Opting the U.S. out of the IMO 2020 agreement – which is not something Verleger discusses – would probably have little impact on shipowners. As was pointed out last week at a CERAWeek panel, shipowner insurers are likely to not insure companies that choose not to comply and a ship without insurance isn’t going very far.
But what Verleger sees Trump doing is suspending or limiting U.S. exports. The question of how that would be implemented and enforced is largely irrelevant, Verleger writes. “Should an export ban occur, the lack of the necessary bureaucratic system to administer it would likely lead to a total suspension of U.S. shipments of key fuels for some time,” he writes. “No refining or trading company would risk the penalties that could be imposed. Trade would stop.” He then lays out a cascading scenario of chaos in fuel markets around the world, the impact of which would be higher prices. As anybody who studies oil markets knows, chaos never lowers prices.
In the report, Verleger discusses the Coalition for American Energy Security (CAES), a new trade group that might be the first energy-themed group to pull virtually all the major oil-related parties together that are often at odds with each other over other issues. The American Petroleum Institute, the American Fuel & Petrochemicals Manufacturers Association and the Independent Petroleum Association of America – they’re all in it together. And making sure the IMO 2020 rules go into effect appear to be their only goal. “We believe the United States should adhere to the scheduled implementation of the International Maritime Organization’s (IMO) standards, which will reduce sulfur emissions from nautical fuel by 80 percent when they take effect in January 2020,” the group states on its homepage, whose content is devoted exclusively to information and news about IMO 2020.

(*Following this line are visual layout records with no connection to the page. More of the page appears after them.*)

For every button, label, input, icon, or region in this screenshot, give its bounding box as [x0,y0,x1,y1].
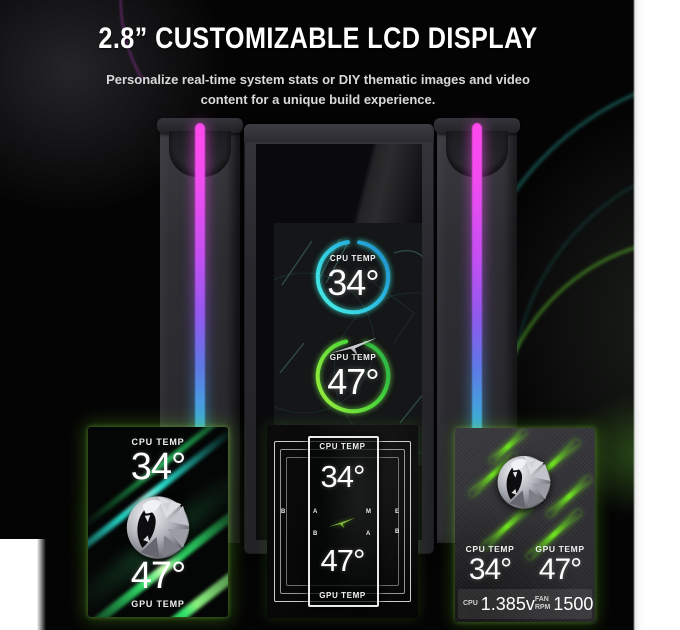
rgb-light-strip [472,123,482,543]
fan-rpm-stat: FAN RPM 1500 [535,594,594,615]
fan-rpm-label: FAN RPM [534,596,551,611]
temp-readouts: CPU TEMP 34° GPU TEMP 47° [455,544,595,586]
gpu-temp-label: GPU TEMP [329,353,377,362]
page-background-bottom-left [0,539,46,630]
cpu-temp-label: CPU TEMP [465,544,515,554]
deco-letter: A [313,509,318,515]
cpu-temp-label: CPU TEMP [131,437,185,447]
deco-letter: A [366,531,371,537]
module-top-bezel [244,124,434,142]
deco-letter: B [395,529,400,535]
gpu-temp-value: 47° [130,555,186,597]
gpu-temp-value: 47° [327,361,379,402]
gpu-temp-label: GPU TEMP [535,544,585,554]
cpu-temp-value: 34° [130,446,186,488]
photo-background: 2.8” CUSTOMIZABLE LCD DISPLAY Personaliz… [0,0,636,630]
deco-letter: E [395,509,400,515]
page-title: 2.8” CUSTOMIZABLE LCD DISPLAY [98,22,538,55]
lion-head-logo-icon [491,448,557,514]
fan-rpm-value: 1500 [553,593,594,614]
cpu-temp-value: 34° [468,553,512,586]
cpu-temp-value: 34° [327,262,379,303]
center-screen-outline [308,436,379,607]
rgb-light-strip [195,123,205,543]
lcd-theme-panel-diagonal: CPU TEMP 34° 47° GPU TEMP [88,427,228,617]
gpu-temp-gauge: GPU TEMP 47° [313,336,393,416]
gpu-temp-label: GPU TEMP [131,599,185,609]
cpu-temp-gauge: CPU TEMP 34° [313,237,393,317]
gpu-temp-readout: GPU TEMP 47° [525,544,595,586]
cpu-temp-label: CPU TEMP [329,254,377,263]
cpu-voltage-label: CPU [463,600,478,608]
lcd-screen: CPU TEMP 34° GPU TEMP 47° [274,223,422,465]
lion-head-logo-icon [119,487,197,565]
cpu-temp-value: 34° [320,459,366,494]
deco-letter: B [281,509,286,515]
deco-letter: B [313,531,318,537]
deco-letter: M [366,509,371,515]
paper-plane-logo-icon [328,516,356,529]
cpu-voltage-stat: CPU 1.385v [463,594,535,615]
gpu-temp-value: 47° [538,553,582,586]
cpu-ring-icon [315,239,391,315]
page-subtitle: Personalize real-time system stats or DI… [106,72,530,108]
paper-plane-logo-icon [330,335,378,357]
lcd-theme-panel-frames: B E B A M B A CPU TEMP 34° 47° GPU TEMP [267,425,418,618]
stats-strip: CPU 1.385v FAN RPM 1500 [458,589,594,619]
cpu-temp-label: CPU TEMP [319,442,366,451]
lcd-theme-panel-stats: CPU TEMP 34° GPU TEMP 47° CPU 1.385v FAN… [455,428,595,622]
gpu-temp-label: GPU TEMP [319,591,366,600]
cpu-voltage-value: 1.385v [480,593,535,614]
cpu-temp-readout: CPU TEMP 34° [455,544,525,586]
gpu-temp-value: 47° [320,543,366,578]
page-background-right-strip [633,0,680,630]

The argument of groups such as CAES now is that companies dutifully invest and prepare for a new regime. Pulling out the rug from those companies at the last minute because of fears of price spikes is unfair and will inevitably lead to delayed investment in the next round of regulation. It is an argument that has prevailed at other times when a new regulation loomed and there were voices that called for a delay or suspension. Those voices inevitably fail and the regulation goes into effect, usually without huge consequences. IMO 2020, however, has been viewed as the most significant change in product specifications possibly ever.
According to Verleger, the companies that are in the CAES could reasonably thought to be expecting a windfall from IMO 2020. As we have written previously, the well-crafted models of how the world gets to meet the IMO 2020 standards can’t account for short-term or medium-term disruptions. One such possibility – instead of turning to new low sulfur fuel oil blends at the start of the process, shipping companies will go with what they know, which in this case is marine diesel/marine gasoil. And that could put a squeeze on the distillate market.
“The real opportunity for profit…occurs when environmental regulations change in a way that makes it more difficult to produce specific products,” Verleger writes, citing the price of gasoline moving higher in the mid 2000s as sulfur was cut back in that product. The price of the product moved up more rapidly than the price of crude and the interim can provide a profitable interlude.
But given Trump’s track record on oil prices and on declaring national emergencies, Verleger sees a strong chance he might do it again. “If Trump acted to lower U.S. gasoline and diesel prices, he would be cheered by almost every voter,” he writes. “There would be no effort to block it. The oil industry has few supporters in Congress and even fewer among the general population.”